What if I fall into optimisation hell?
What if I undo months of progress?”

But do you know what happened?

Nothing.

Truly nothing.

Not a single part of me could be bothered to scour Google for more optimisations. The fear was real, but the laziness was stronger.

And honestly?
Iconic behaviour.


The Boring Middle and the Beauty of Staying 98% On Track

The funny thing about the boring middle is that it’s actually where you build real wealth.
Not in the tweaks.
Not in the optimising.
Not in the shiny accounts.

It’s in the repeatable, almost dull rhythm of:

Earn → Live well → Save → Invest → Go for a walk → Sleep → Repeat.

Your systems carry you.
Your routines cushion you.
Your consistency builds everything quietly behind the scenes.

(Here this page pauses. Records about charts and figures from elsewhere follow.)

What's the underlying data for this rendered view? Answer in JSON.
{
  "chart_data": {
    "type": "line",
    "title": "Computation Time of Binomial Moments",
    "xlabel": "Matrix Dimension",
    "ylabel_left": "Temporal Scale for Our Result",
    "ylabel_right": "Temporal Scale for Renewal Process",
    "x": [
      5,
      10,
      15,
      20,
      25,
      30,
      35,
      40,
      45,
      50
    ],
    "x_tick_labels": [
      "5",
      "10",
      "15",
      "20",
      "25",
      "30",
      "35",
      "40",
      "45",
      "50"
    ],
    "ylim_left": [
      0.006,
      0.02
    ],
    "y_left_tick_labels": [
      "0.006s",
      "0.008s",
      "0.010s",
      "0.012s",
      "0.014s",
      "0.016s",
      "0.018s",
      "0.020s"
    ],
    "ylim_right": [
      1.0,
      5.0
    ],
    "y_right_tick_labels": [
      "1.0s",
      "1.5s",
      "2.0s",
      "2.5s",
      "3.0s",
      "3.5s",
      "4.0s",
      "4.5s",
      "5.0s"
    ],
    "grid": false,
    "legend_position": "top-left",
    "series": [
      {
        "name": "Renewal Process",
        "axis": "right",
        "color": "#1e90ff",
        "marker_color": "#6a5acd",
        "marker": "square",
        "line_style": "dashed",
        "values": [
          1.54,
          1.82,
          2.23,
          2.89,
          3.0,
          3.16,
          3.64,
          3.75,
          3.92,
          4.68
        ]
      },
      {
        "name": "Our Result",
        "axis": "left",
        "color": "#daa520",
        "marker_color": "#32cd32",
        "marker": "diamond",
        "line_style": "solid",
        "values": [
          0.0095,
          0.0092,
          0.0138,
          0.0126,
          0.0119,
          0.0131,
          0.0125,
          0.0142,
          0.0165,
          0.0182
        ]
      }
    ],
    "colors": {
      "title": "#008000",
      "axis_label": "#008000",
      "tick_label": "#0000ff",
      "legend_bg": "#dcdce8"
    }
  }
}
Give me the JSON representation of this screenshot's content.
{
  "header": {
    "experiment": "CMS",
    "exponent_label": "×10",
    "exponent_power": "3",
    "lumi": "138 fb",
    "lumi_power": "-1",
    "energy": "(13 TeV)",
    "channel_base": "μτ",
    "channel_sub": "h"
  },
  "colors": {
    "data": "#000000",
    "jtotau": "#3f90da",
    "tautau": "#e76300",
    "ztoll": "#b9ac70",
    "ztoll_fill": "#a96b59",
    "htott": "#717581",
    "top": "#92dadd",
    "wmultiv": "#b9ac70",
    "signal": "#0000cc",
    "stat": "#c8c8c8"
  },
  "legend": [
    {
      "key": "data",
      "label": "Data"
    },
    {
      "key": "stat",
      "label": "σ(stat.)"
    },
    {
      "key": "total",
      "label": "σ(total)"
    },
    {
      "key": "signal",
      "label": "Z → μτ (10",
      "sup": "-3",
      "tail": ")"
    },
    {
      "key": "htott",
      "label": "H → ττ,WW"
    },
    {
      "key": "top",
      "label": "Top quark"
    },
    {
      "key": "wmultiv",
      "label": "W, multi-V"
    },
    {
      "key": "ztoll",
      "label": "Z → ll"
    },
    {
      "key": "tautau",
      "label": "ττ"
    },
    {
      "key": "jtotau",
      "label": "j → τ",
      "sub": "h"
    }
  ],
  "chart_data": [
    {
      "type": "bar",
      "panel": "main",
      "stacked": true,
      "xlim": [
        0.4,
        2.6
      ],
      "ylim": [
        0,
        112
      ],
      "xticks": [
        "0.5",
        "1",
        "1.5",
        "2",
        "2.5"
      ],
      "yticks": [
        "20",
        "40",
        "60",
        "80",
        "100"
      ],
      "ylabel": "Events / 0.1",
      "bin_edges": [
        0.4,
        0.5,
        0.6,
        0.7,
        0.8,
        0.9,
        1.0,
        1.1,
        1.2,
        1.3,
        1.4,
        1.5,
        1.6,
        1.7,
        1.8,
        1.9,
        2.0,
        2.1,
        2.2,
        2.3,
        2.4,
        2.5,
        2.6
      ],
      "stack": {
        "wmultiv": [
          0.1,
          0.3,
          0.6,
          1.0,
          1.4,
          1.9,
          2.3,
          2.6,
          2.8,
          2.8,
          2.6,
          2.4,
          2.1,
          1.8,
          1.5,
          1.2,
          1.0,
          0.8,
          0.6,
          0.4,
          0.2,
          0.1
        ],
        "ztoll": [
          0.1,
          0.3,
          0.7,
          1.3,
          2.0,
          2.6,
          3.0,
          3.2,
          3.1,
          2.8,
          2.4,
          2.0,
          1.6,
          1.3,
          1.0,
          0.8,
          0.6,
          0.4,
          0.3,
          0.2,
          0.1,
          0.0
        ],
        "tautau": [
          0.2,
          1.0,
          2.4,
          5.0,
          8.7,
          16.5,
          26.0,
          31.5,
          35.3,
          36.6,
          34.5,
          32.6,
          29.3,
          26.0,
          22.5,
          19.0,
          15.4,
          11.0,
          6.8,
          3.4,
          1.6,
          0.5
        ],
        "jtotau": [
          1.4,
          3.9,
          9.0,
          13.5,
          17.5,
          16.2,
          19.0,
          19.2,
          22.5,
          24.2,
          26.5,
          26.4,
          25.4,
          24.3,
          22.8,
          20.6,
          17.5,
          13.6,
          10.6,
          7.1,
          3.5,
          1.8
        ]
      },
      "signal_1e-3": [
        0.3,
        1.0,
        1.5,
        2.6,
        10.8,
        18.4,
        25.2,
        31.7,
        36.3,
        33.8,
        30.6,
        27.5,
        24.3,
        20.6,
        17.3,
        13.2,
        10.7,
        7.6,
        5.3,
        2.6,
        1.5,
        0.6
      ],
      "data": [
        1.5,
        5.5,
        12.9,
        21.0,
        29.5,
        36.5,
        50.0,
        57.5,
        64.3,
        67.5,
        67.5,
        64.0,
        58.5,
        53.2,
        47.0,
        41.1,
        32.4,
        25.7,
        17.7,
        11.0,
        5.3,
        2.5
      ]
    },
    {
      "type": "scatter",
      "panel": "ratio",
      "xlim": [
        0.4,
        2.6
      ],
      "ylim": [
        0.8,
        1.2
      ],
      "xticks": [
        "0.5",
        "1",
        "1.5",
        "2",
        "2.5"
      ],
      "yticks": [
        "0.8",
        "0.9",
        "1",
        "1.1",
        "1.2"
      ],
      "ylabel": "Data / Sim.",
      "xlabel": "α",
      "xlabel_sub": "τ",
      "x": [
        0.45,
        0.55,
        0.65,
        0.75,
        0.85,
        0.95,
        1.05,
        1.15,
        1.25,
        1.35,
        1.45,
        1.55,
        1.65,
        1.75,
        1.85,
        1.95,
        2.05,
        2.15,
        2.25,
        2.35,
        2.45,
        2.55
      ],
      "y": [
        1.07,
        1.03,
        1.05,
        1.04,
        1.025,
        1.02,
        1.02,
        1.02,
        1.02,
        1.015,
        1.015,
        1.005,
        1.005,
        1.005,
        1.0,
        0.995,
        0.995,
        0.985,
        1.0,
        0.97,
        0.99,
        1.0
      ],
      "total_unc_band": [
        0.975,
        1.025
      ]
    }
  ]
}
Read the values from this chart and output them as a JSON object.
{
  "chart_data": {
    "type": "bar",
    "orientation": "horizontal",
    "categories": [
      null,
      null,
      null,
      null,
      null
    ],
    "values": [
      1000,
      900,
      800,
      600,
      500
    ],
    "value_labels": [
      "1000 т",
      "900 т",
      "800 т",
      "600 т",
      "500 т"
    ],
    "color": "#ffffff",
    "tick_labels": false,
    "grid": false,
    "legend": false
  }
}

One tiny deviation doesn’t break the spell.

If anything, it reminds you you’re human — and humans are messy, curious creatures who occasionally get excited about a 5% interest rate like it’s a new season of their favourite show.

And here’s the part I find oddly comforting:

I didn’t remove anything from my plan.
I just added a little side quest.

The core remains untouched.
The structure stands.
The boring middle continues.

A recovering perfectionist hates deviation.
But a financially wise human knows a 98% track record is basically perfection in real-world terms.

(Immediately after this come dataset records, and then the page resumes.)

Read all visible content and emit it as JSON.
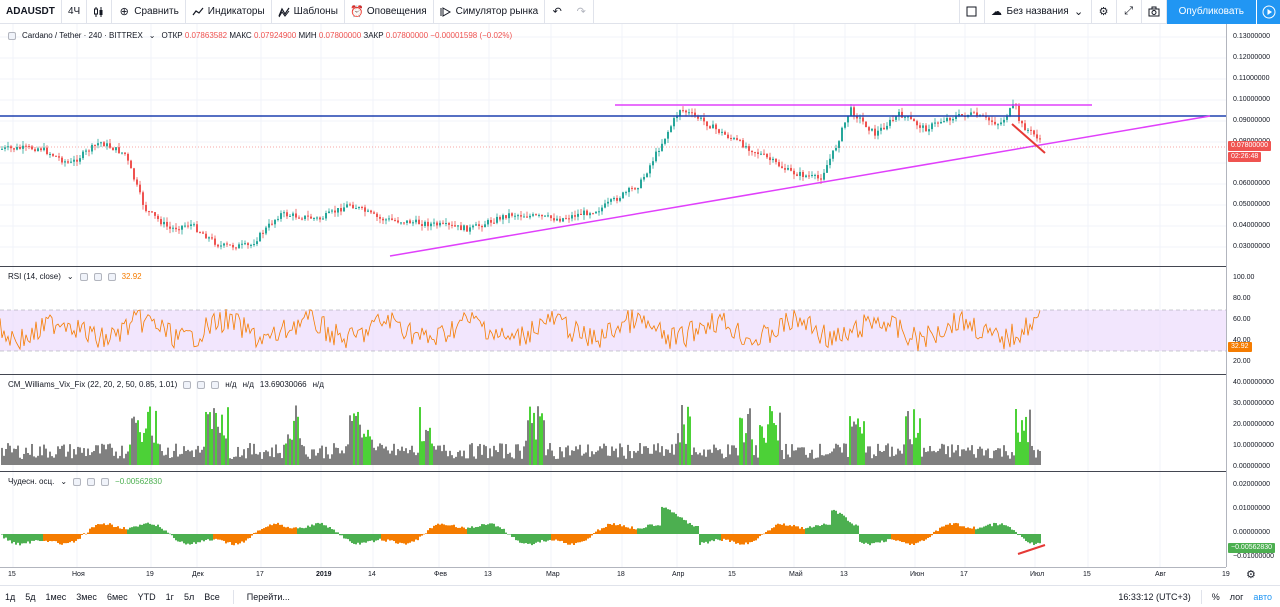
{
  "toolbar": {
    "symbol": "ADAUSDT",
    "interval": "4Ч",
    "compare": "Сравнить",
    "indicators": "Индикаторы",
    "templates": "Шаблоны",
    "alerts": "Оповещения",
    "replay": "Симулятор рынка",
    "layout_name": "Без названия",
    "publish": "Опубликовать"
  },
  "main_legend": {
    "title": "Cardano / Tether · 240 · BITTREX",
    "open_label": "ОТКР",
    "open": "0.07863582",
    "high_label": "МАКС",
    "high": "0.07924900",
    "low_label": "МИН",
    "low": "0.07800000",
    "close_label": "ЗАКР",
    "close": "0.07800000",
    "change": "−0.00001598 (−0.02%)"
  },
  "price_axis": {
    "ticks": [
      "0.13000000",
      "0.12000000",
      "0.11000000",
      "0.10000000",
      "0.09000000",
      "0.08000000",
      "0.06000000",
      "0.05000000",
      "0.04000000",
      "0.03000000"
    ],
    "last_price": "0.07800000",
    "countdown": "02:26:48"
  },
  "rsi": {
    "legend": "RSI (14, close)",
    "value": "32.92",
    "ticks": [
      "100.00",
      "80.00",
      "60.00",
      "40.00",
      "20.00"
    ]
  },
  "wvf": {
    "legend": "CM_Williams_Vix_Fix (22, 20, 2, 50, 0.85, 1.01)",
    "na1": "н/д",
    "na2": "н/д",
    "value": "13.69030066",
    "na3": "н/д",
    "ticks": [
      "40.00000000",
      "30.00000000",
      "20.00000000",
      "10.00000000",
      "0.00000000"
    ]
  },
  "ao": {
    "legend": "Чудесн. осц.",
    "value": "−0.00562830",
    "ticks": [
      "0.02000000",
      "0.01000000",
      "0.00000000",
      "−0.01000000"
    ],
    "tag": "−0.00562830"
  },
  "time_axis": {
    "labels": [
      "15",
      "Ноя",
      "19",
      "Дек",
      "17",
      "2019",
      "14",
      "Фев",
      "13",
      "Мар",
      "18",
      "Апр",
      "15",
      "Май",
      "13",
      "Июн",
      "17",
      "Июл",
      "15",
      "Авг",
      "19"
    ]
  },
  "bottom": {
    "ranges": [
      "1д",
      "5д",
      "1мес",
      "3мес",
      "6мес",
      "YTD",
      "1г",
      "5л",
      "Все"
    ],
    "goto": "Перейти...",
    "clock": "16:33:12 (UTC+3)",
    "percent": "%",
    "log": "лог",
    "auto": "авто"
  },
  "colors": {
    "candle_up": "#26a69a",
    "candle_down": "#ef5350",
    "trendline": "#e040fb",
    "resistance": "#1e40af",
    "rsi_line": "#f57c00",
    "rsi_band": "#e9d5fb",
    "wvf_gray": "#808080",
    "wvf_green": "#4cd137",
    "ao_green": "#4caf50",
    "ao_orange": "#f57c00",
    "accent": "#2196f3"
  }
}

So… Should I Turn It Off? (The Debate Continues)

Even now, part of me wonders whether I should shut the whole thing down and return to simplicity.

Because the truth is: simplicity is my FI compass.
Fewer accounts.
Fewer decisions.
Fewer moving parts.

But optimisation is seductive.
And 5%?
Well… that’s basically foreplay for finance people.

So I sit in the tension — between wanting everything tidy and wanting everything slightly better.

And maybe that’s the whole point of FI.
Not perfection.
Not discipline to the point of rigidity.

Just… awareness.
Experimentation.
The ability to laugh at yourself when you inevitably wobble.

You can be committed and curious.
Disciplined and human.
Focused and slightly dramatic when your favourite bank app dangles a shiny carrot.

You are allowed to be all of it.


A Gentle Close

The funny thing about financial independence is that it teaches you as much about yourself as it does about money. The spreadsheets matter, yes — but the mental stories matter just as much.

There’s a quiet honesty in realising:
“I made a tiny change I wasn’t supposed to make… and the world didn’t fall apart.”

Sometimes the healthiest thing you can do on the FI path is recognise that you’re not a machine. You’re a human with curiosity, hope, habits, limits, impulses, and the occasional soft spot for a high-interest savings gimmick.

And maybe that’s not a failure at all.
Maybe it’s just the lived reality behind a long-term plan:
a meandering, imperfect, mostly-on-track journey that still gets you exactly where you’re going.


Gentle Questions for the Road

  • Where do your own financial systems wobble when a shiny new idea calls your name?
  • What does “good enough” look like in your own money life — and how often do you let that be enough?
  • If you zoom out, what’s the bigger picture your small “failures” actually reveal about your progress?
  • And finally: which wins more often for you — optimisation or peace?